Pimco cut government debt in September as Bill Gross quit


Oct 9 (Reuters) - The Pimco Total Return Fund, the world's largest bond fund whose long-time manager Bill Gross stunningly departed on Sept. 26, ended September with a slight reduction in U.S. government-related holdings and an increase in emerging markets investments.

The Pimco Total Return Fund had exposure of 38 percent in U.S. government-related securities in September, down from 41 percent in August, according to the Newport Beach, Calif.-based firm's website late Thursday.

The U.S. government category may include nominal and inflation-protected Treasuries, Treasury futures and options, agencies, FDIC-guaranteed and government-guaranteed corporate securities, and interest rate swaps.

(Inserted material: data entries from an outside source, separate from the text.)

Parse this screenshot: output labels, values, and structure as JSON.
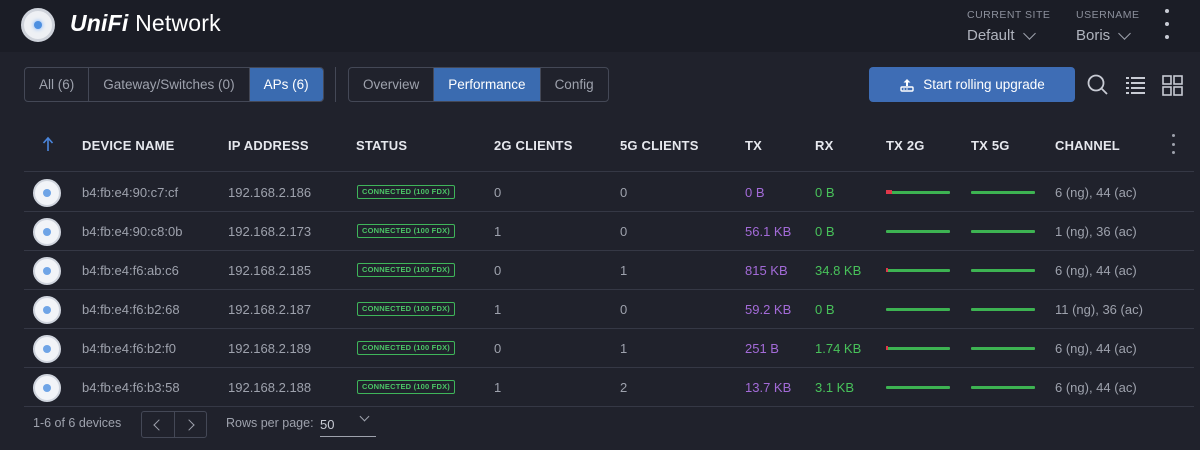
{
  "header": {
    "brand_prefix": "UniFi",
    "brand_suffix": " Network",
    "site_label": "CURRENT SITE",
    "site_value": "Default",
    "user_label": "USERNAME",
    "user_value": "Boris"
  },
  "filters": {
    "device_types": [
      "All (6)",
      "Gateway/Switches (0)",
      "APs (6)"
    ],
    "active_type": "APs (6)",
    "views": [
      "Overview",
      "Performance",
      "Config"
    ],
    "active_view": "Performance"
  },
  "toolbar": {
    "upgrade_label": "Start rolling upgrade"
  },
  "table": {
    "columns": {
      "name": "DEVICE NAME",
      "ip": "IP ADDRESS",
      "status": "STATUS",
      "clients2g": "2G CLIENTS",
      "clients5g": "5G CLIENTS",
      "tx": "TX",
      "rx": "RX",
      "tx2g": "TX 2G",
      "tx5g": "TX 5G",
      "channel": "CHANNEL"
    },
    "rows": [
      {
        "name": "b4:fb:e4:90:c7:cf",
        "ip": "192.168.2.186",
        "status": "CONNECTED (100 FDX)",
        "c2g": "0",
        "c5g": "0",
        "tx": "0 B",
        "rx": "0 B",
        "channel": "6 (ng), 44 (ac)"
      },
      {
        "name": "b4:fb:e4:90:c8:0b",
        "ip": "192.168.2.173",
        "status": "CONNECTED (100 FDX)",
        "c2g": "1",
        "c5g": "0",
        "tx": "56.1 KB",
        "rx": "0 B",
        "channel": "1 (ng), 36 (ac)"
      },
      {
        "name": "b4:fb:e4:f6:ab:c6",
        "ip": "192.168.2.185",
        "status": "CONNECTED (100 FDX)",
        "c2g": "0",
        "c5g": "1",
        "tx": "815 KB",
        "rx": "34.8 KB",
        "channel": "6 (ng), 44 (ac)"
      },
      {
        "name": "b4:fb:e4:f6:b2:68",
        "ip": "192.168.2.187",
        "status": "CONNECTED (100 FDX)",
        "c2g": "1",
        "c5g": "0",
        "tx": "59.2 KB",
        "rx": "0 B",
        "channel": "11 (ng), 36 (ac)"
      },
      {
        "name": "b4:fb:e4:f6:b2:f0",
        "ip": "192.168.2.189",
        "status": "CONNECTED (100 FDX)",
        "c2g": "0",
        "c5g": "1",
        "tx": "251 B",
        "rx": "1.74 KB",
        "channel": "6 (ng), 44 (ac)"
      },
      {
        "name": "b4:fb:e4:f6:b3:58",
        "ip": "192.168.2.188",
        "status": "CONNECTED (100 FDX)",
        "c2g": "1",
        "c5g": "2",
        "tx": "13.7 KB",
        "rx": "3.1 KB",
        "channel": "6 (ng), 44 (ac)"
      }
    ]
  },
  "footer": {
    "count": "1-6 of 6 devices",
    "rows_per_page_label": "Rows per page:",
    "rows_per_page_value": "50"
  },
  "colors": {
    "accent": "#3e6db5",
    "tx": "#a36bd8",
    "rx": "#48c25a",
    "status_ok": "#4bc466"
  }
}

The fund's exposure in Emerging Markets increased to 10 percent of its assets in September, up from 9 percent in August, according to Pimco's website, which featured the fund's new management team - Scott Mather, Mark Kiesel and Mihir Worah.

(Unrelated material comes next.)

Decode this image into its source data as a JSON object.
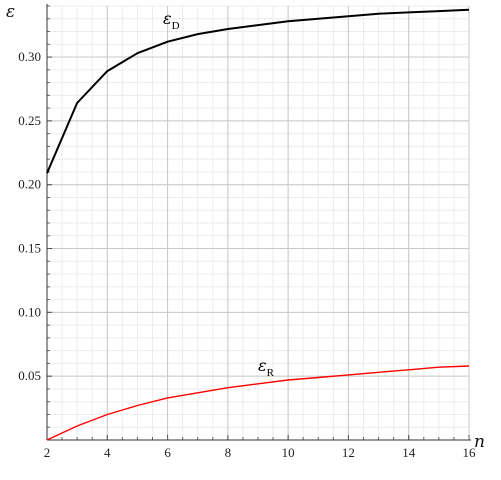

The Pimco Total Return Fund, with $201.6 billion in assets, left its exposure in mortgages and U.S. credit unchanged at 20 percent and 13 percent in September from the previous month.

Since Gross's departure, Pimco has seen heavy outflows, with $23.5 billion leaving the flagship Total Return Fund in September alone.

Gross, one of the bond market's most renowned investors, quit Pacific Investment Management Co for distant rival Janus on Sept. 26. According to two sources familiar with the matter, he was expected to be fired the next day from the firm he helped launch more than four decades ago and built into a $2 trillion investment powerhouse.

The Pimco Total Return Fund also held 53 percent of the portfolio in cash equivalents, which include securities with a duration of less than one year, uninvested cash, interest receivables, net unsettled trades and broker money.

But that was being counterbalanced by a negative 51 percent exposure in derivatives, which include offsets associated with investments in futures, swaps and other derivatives. Such offsets may be taken at the notional value of the derivative position, which in certain instances may exceed the actual amount owed on such position, Pimco added.